Das Surfbrett, das Marcus und Stefanie Kastner fast immer in ihrem Familienvan liegen haben, hat neuerdings eine Macke: An der rechten Seite ist der Lack an einer Stelle abgesprungen. Nun könne dort Wasser eindringen, erklärt Marcus Kastner mit einem Lächeln. "Wenn wir damit surfen würden, wäre das ein Problem." Aber dafür besitzt er ja andere Boards.

Das Brett, auf dem "Riversurfing Wolfratshausen" steht, kommt nicht ins Wasser. Es dient seit vier Jahren ausschließlich dazu, eine Welle zu machen: eine künstliche stehende Surfwelle, die auf dem Unterwasserkanal der Weidachmühle, kurz vor der Einmündung in die Loisach, entstehen soll. Sie ist das Projekt von Marcus und Stefanie Kastner. Das Ehepaar arbeitet unermüdlich an ihrem gemeinsamen Traum vom Surfen in ihrer Heimatstadt. Und die Chancen, dass er bald wahr werden könnte, stehen gut.

Marcus Kastner, der als Tonassistent beim Film arbeitet, hat das Surfbrett schon vielen Leuten in die Hand gedrückt: den Schauspielern Christian Tramitz und Helmfried von Lüttichau aus der Fernsehserie "Hubert und Staller" zum Beispiel, dem Kabarettisten Josef Brustmann, dem Filmemacher Walter Steffen und dem Wolfratshauser Bürgermeister Klaus Heilinglechner. Von ihnen allen gibt es Fotos auf der Facebook-Seite "Surfing Wolfratshausen", um die sich Stefanie Kastner kümmert, die ansonsten für ein Start-up-Unternehmen in München Wasserstoffautos verleiht. "Sie sitzt abends am Laptop, ich gehe lieber an die Front", sagt Marcus Kastner, "und laufe mit dem Brett in der Stadt herum."
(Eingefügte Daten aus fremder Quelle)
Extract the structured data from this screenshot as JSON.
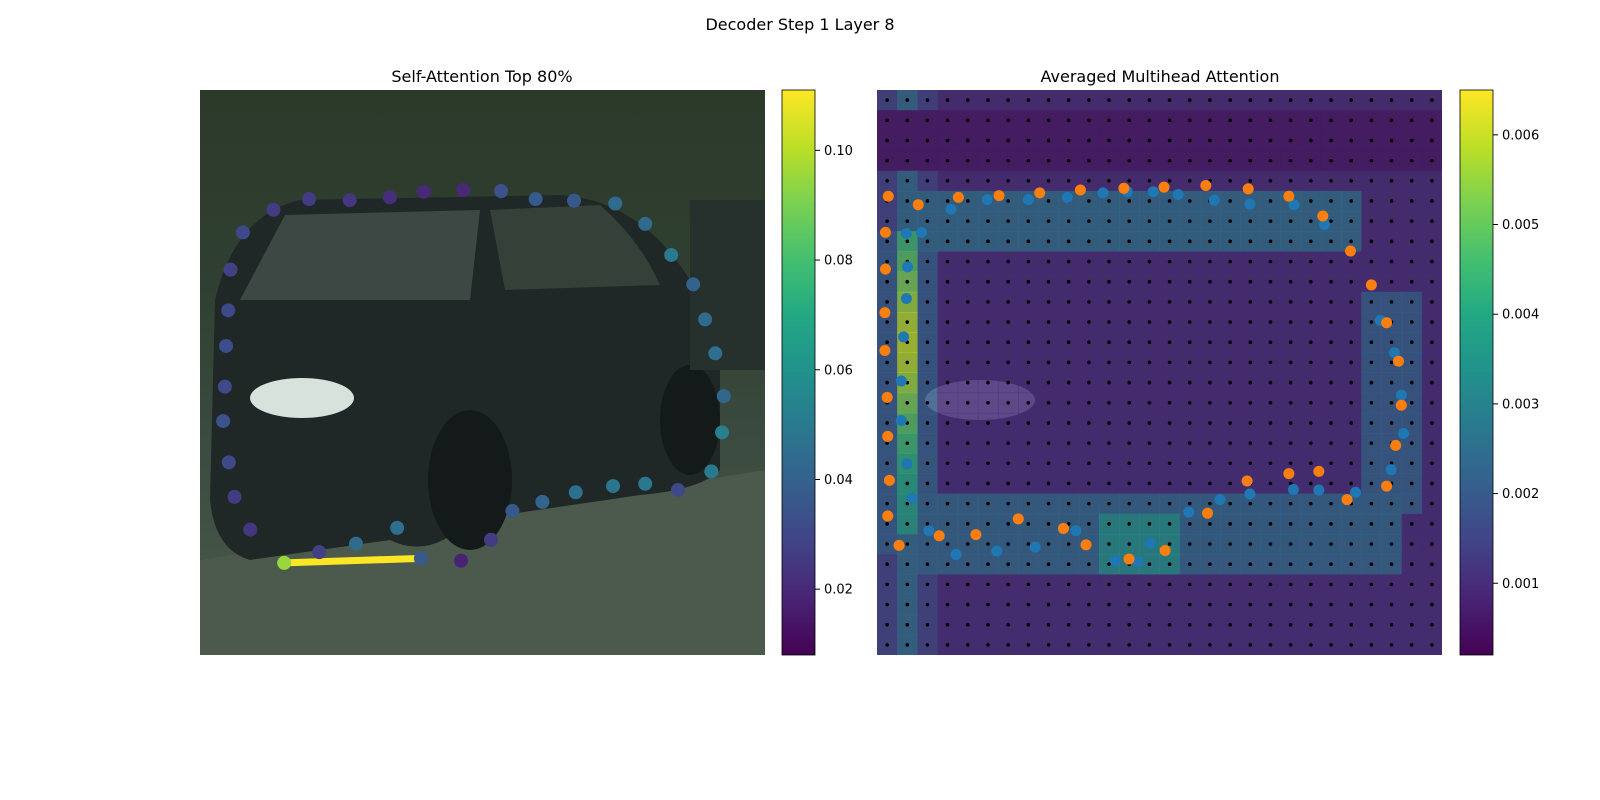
{
  "figure": {
    "suptitle": "Decoder Step 1 Layer 8"
  },
  "chart_data": [
    {
      "type": "scatter",
      "title": "Self-Attention Top 80%",
      "description_shown": "Polygon vertices over car image colored by self-attention weight; a yellow segment links the queried vertex to its top attended vertex",
      "colorbar": {
        "min": 0.008,
        "max": 0.111,
        "ticks": [
          0.02,
          0.04,
          0.06,
          0.08,
          0.1
        ],
        "tick_labels": [
          "0.02",
          "0.04",
          "0.06",
          "0.08",
          "0.10"
        ]
      },
      "x_range": [
        0,
        1
      ],
      "y_range": [
        0,
        1
      ],
      "points": [
        {
          "x": 0.149,
          "y": 0.837,
          "w": 0.095
        },
        {
          "x": 0.211,
          "y": 0.818,
          "w": 0.028
        },
        {
          "x": 0.276,
          "y": 0.803,
          "w": 0.044
        },
        {
          "x": 0.349,
          "y": 0.775,
          "w": 0.045
        },
        {
          "x": 0.391,
          "y": 0.829,
          "w": 0.037
        },
        {
          "x": 0.462,
          "y": 0.833,
          "w": 0.018
        },
        {
          "x": 0.515,
          "y": 0.796,
          "w": 0.026
        },
        {
          "x": 0.553,
          "y": 0.745,
          "w": 0.036
        },
        {
          "x": 0.606,
          "y": 0.729,
          "w": 0.041
        },
        {
          "x": 0.665,
          "y": 0.712,
          "w": 0.046
        },
        {
          "x": 0.731,
          "y": 0.701,
          "w": 0.048
        },
        {
          "x": 0.788,
          "y": 0.697,
          "w": 0.049
        },
        {
          "x": 0.846,
          "y": 0.708,
          "w": 0.03
        },
        {
          "x": 0.905,
          "y": 0.675,
          "w": 0.05
        },
        {
          "x": 0.924,
          "y": 0.606,
          "w": 0.052
        },
        {
          "x": 0.927,
          "y": 0.542,
          "w": 0.042
        },
        {
          "x": 0.912,
          "y": 0.466,
          "w": 0.045
        },
        {
          "x": 0.894,
          "y": 0.406,
          "w": 0.044
        },
        {
          "x": 0.873,
          "y": 0.344,
          "w": 0.04
        },
        {
          "x": 0.834,
          "y": 0.292,
          "w": 0.05
        },
        {
          "x": 0.788,
          "y": 0.237,
          "w": 0.044
        },
        {
          "x": 0.735,
          "y": 0.201,
          "w": 0.044
        },
        {
          "x": 0.662,
          "y": 0.196,
          "w": 0.036
        },
        {
          "x": 0.594,
          "y": 0.193,
          "w": 0.037
        },
        {
          "x": 0.533,
          "y": 0.179,
          "w": 0.034
        },
        {
          "x": 0.466,
          "y": 0.177,
          "w": 0.02
        },
        {
          "x": 0.396,
          "y": 0.18,
          "w": 0.02
        },
        {
          "x": 0.336,
          "y": 0.19,
          "w": 0.022
        },
        {
          "x": 0.265,
          "y": 0.195,
          "w": 0.024
        },
        {
          "x": 0.193,
          "y": 0.193,
          "w": 0.026
        },
        {
          "x": 0.13,
          "y": 0.212,
          "w": 0.026
        },
        {
          "x": 0.076,
          "y": 0.252,
          "w": 0.03
        },
        {
          "x": 0.054,
          "y": 0.318,
          "w": 0.028
        },
        {
          "x": 0.05,
          "y": 0.39,
          "w": 0.03
        },
        {
          "x": 0.046,
          "y": 0.453,
          "w": 0.032
        },
        {
          "x": 0.044,
          "y": 0.525,
          "w": 0.03
        },
        {
          "x": 0.041,
          "y": 0.586,
          "w": 0.034
        },
        {
          "x": 0.051,
          "y": 0.659,
          "w": 0.03
        },
        {
          "x": 0.061,
          "y": 0.72,
          "w": 0.026
        },
        {
          "x": 0.089,
          "y": 0.778,
          "w": 0.024
        }
      ],
      "highlight_segment": {
        "from_index": 0,
        "to_index": 4,
        "color": "#fde725"
      }
    },
    {
      "type": "heatmap",
      "title": "Averaged Multihead Attention",
      "colorbar": {
        "min": 0.0002,
        "max": 0.0065,
        "ticks": [
          0.001,
          0.002,
          0.003,
          0.004,
          0.005,
          0.006
        ],
        "tick_labels": [
          "0.001",
          "0.002",
          "0.003",
          "0.004",
          "0.005",
          "0.006"
        ]
      },
      "grid": {
        "cols": 28,
        "rows": 28
      },
      "series": [
        {
          "color": "#1f77b4",
          "points": [
            [
              0.131,
              0.211
            ],
            [
              0.195,
              0.194
            ],
            [
              0.268,
              0.194
            ],
            [
              0.337,
              0.19
            ],
            [
              0.4,
              0.182
            ],
            [
              0.443,
              0.18
            ],
            [
              0.489,
              0.18
            ],
            [
              0.533,
              0.185
            ],
            [
              0.597,
              0.195
            ],
            [
              0.66,
              0.202
            ],
            [
              0.738,
              0.203
            ],
            [
              0.792,
              0.238
            ],
            [
              0.891,
              0.408
            ],
            [
              0.916,
              0.465
            ],
            [
              0.928,
              0.54
            ],
            [
              0.932,
              0.608
            ],
            [
              0.91,
              0.672
            ],
            [
              0.847,
              0.712
            ],
            [
              0.782,
              0.708
            ],
            [
              0.737,
              0.707
            ],
            [
              0.66,
              0.715
            ],
            [
              0.607,
              0.725
            ],
            [
              0.552,
              0.747
            ],
            [
              0.484,
              0.802
            ],
            [
              0.462,
              0.835
            ],
            [
              0.422,
              0.833
            ],
            [
              0.352,
              0.78
            ],
            [
              0.28,
              0.809
            ],
            [
              0.212,
              0.816
            ],
            [
              0.14,
              0.822
            ],
            [
              0.092,
              0.78
            ],
            [
              0.062,
              0.723
            ],
            [
              0.053,
              0.662
            ],
            [
              0.043,
              0.585
            ],
            [
              0.043,
              0.515
            ],
            [
              0.047,
              0.437
            ],
            [
              0.052,
              0.369
            ],
            [
              0.054,
              0.313
            ],
            [
              0.052,
              0.254
            ],
            [
              0.079,
              0.252
            ]
          ]
        },
        {
          "color": "#ff7f0e",
          "points": [
            [
              0.073,
              0.203
            ],
            [
              0.144,
              0.19
            ],
            [
              0.216,
              0.187
            ],
            [
              0.288,
              0.182
            ],
            [
              0.36,
              0.177
            ],
            [
              0.437,
              0.174
            ],
            [
              0.508,
              0.172
            ],
            [
              0.582,
              0.169
            ],
            [
              0.657,
              0.175
            ],
            [
              0.729,
              0.188
            ],
            [
              0.789,
              0.223
            ],
            [
              0.838,
              0.285
            ],
            [
              0.875,
              0.345
            ],
            [
              0.902,
              0.412
            ],
            [
              0.923,
              0.48
            ],
            [
              0.928,
              0.558
            ],
            [
              0.918,
              0.629
            ],
            [
              0.902,
              0.701
            ],
            [
              0.832,
              0.725
            ],
            [
              0.782,
              0.675
            ],
            [
              0.729,
              0.679
            ],
            [
              0.655,
              0.692
            ],
            [
              0.585,
              0.749
            ],
            [
              0.51,
              0.815
            ],
            [
              0.446,
              0.83
            ],
            [
              0.37,
              0.805
            ],
            [
              0.33,
              0.776
            ],
            [
              0.25,
              0.759
            ],
            [
              0.175,
              0.787
            ],
            [
              0.11,
              0.789
            ],
            [
              0.039,
              0.806
            ],
            [
              0.019,
              0.754
            ],
            [
              0.022,
              0.691
            ],
            [
              0.019,
              0.613
            ],
            [
              0.018,
              0.544
            ],
            [
              0.014,
              0.461
            ],
            [
              0.014,
              0.394
            ],
            [
              0.015,
              0.317
            ],
            [
              0.015,
              0.252
            ],
            [
              0.02,
              0.188
            ]
          ]
        }
      ]
    }
  ]
}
Vier Jahre schon werben Marcus und Stefanie Kastner für ihre Surfwelle. Mit Erfolg: Im vergangenen November hat sich der Wolfratshauser Stadtrat mit großer Mehrheit für die Realisierung des Projekts ausgesprochen. Wenn alles klappt, sagt Marcus Kastner, könnte Wolfratshausen vielleicht schon in zwei Jahren nicht nur Flößer- sondern auch Surferstadt sein, mit einer stehenden Welle, die wie am Münchner Eisbach zu einer Attraktion für junge Wassersportler und Zuschauer wird.

Man kann sich Marcus Kastner gut am Strand vorstellen: Der schlanke 47-Jährige hat den Teint von Leuten, die öfter draußen sind, und sein Haar fällt ihm lässig über die Stirn, ein klassischer Surfer-Haarschnitt. Kastner fing zwar spät mit dem Surfen an - mit 31 auf Fuerteventura - aber seitdem ist es seine große Leidenschaft. Urlaube gibt es für die Familie nur noch dort, wo die Brandung stimmt. Seine Frau surft auch, allerdings nicht so manisch, wie sie sagt. Und auch ihre Kinder, der neunjährige Simon und die siebenjährige Marie, sind schon auf den Wellen geritten.

Wellenreiten im Oberland

Dass man zum Surfen nicht unbedingt einen Strand braucht, wusste Marcus Kastner schon aus München, wo er erst an der Floßlände in Thalkirchen und dann am Eisbach das Riversurfing entdeckte. Die Idee für die Wolfratshauser Surfwelle kam ihm bald, nachdem er mit seiner Familie 2010 zurück in seine Heimatstadt gezogen war. Er fuhr oft über die Kanalbrücke im Stadtteil Weidach, und dort blieb sein für Surf-Spots geschulter Blick irgendwann hängen. "Die Stelle ist einfach ideal", sagt er. "Wir haben einen Kanal, der geht durch ein Kraftwerk, und hat trotzdem noch ein kleines Gefälle vor der Mündung in die Loisach." Wenn dort viel Wasser fließt, kann man eine kleine natürliche Welle sehen.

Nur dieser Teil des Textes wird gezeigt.